Yes, you read that right: Adrian Clayborn got a fully guaranteed contract. The numbers for the contract were basically set because of the new rookie salary cap, and the main negotiating point was the amount of guaranteed money. Apparently, that amount is all of it. Note also that there is a fifth-year option in the contract, for the average salary of the 3rd through 25th best paid players at his position in that year, as with all first-round draft picks beyond pick 10.

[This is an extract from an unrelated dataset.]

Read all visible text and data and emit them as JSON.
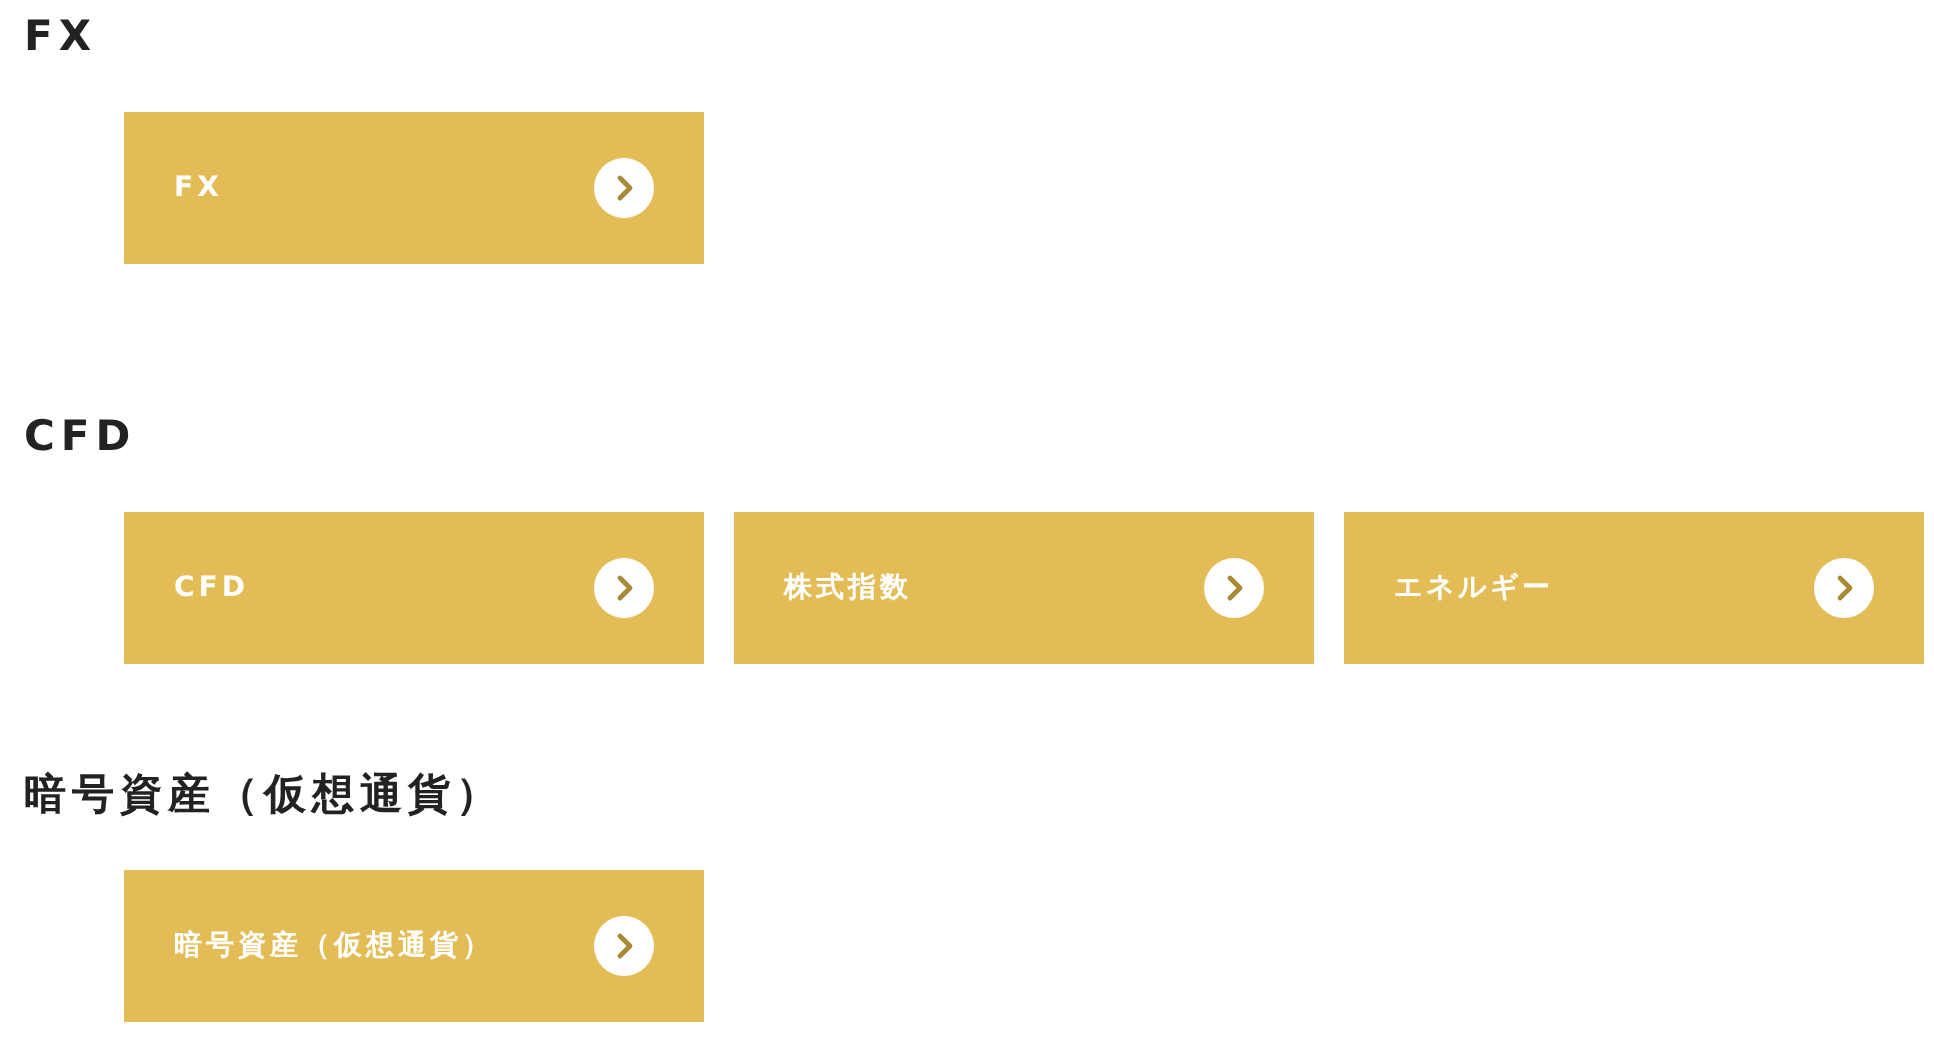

Last year's 20th overall draft pick Kareem Jackson got a four-year $13.1 million contract, with $10.35 million in guarantees, including a fifth-year option. Obviously that's more guaranteed money than Clayborn got, although part of that is an effect of the new rookie salary cap. It will be interesting to see whether all first-rounders will have fully guaranteed contracts, Packers beat reporter Tom Silverstein certainly thinks so.
This represents a major shift from previous years, when rookies and especially first-rounders got incentive- and escalator-laden deals, with a much smaller percentage of guarantees. I wonder whether the NFL foresaw this happening, or whether this is an unintended consequence of the new rookie system. I certainly don't mind the system nor the price the Bucs paid. A guaranteed $2.05 million per year is not a lot of money to pay a quality first-rounder.
Note that Clayborn isn't the first rookie with a fully guaranteed contract, as the Seattle Seahawks signed massive bust Rick Mirer to a fully guaranteed contract way back in 1993 as the 2nd overall pick.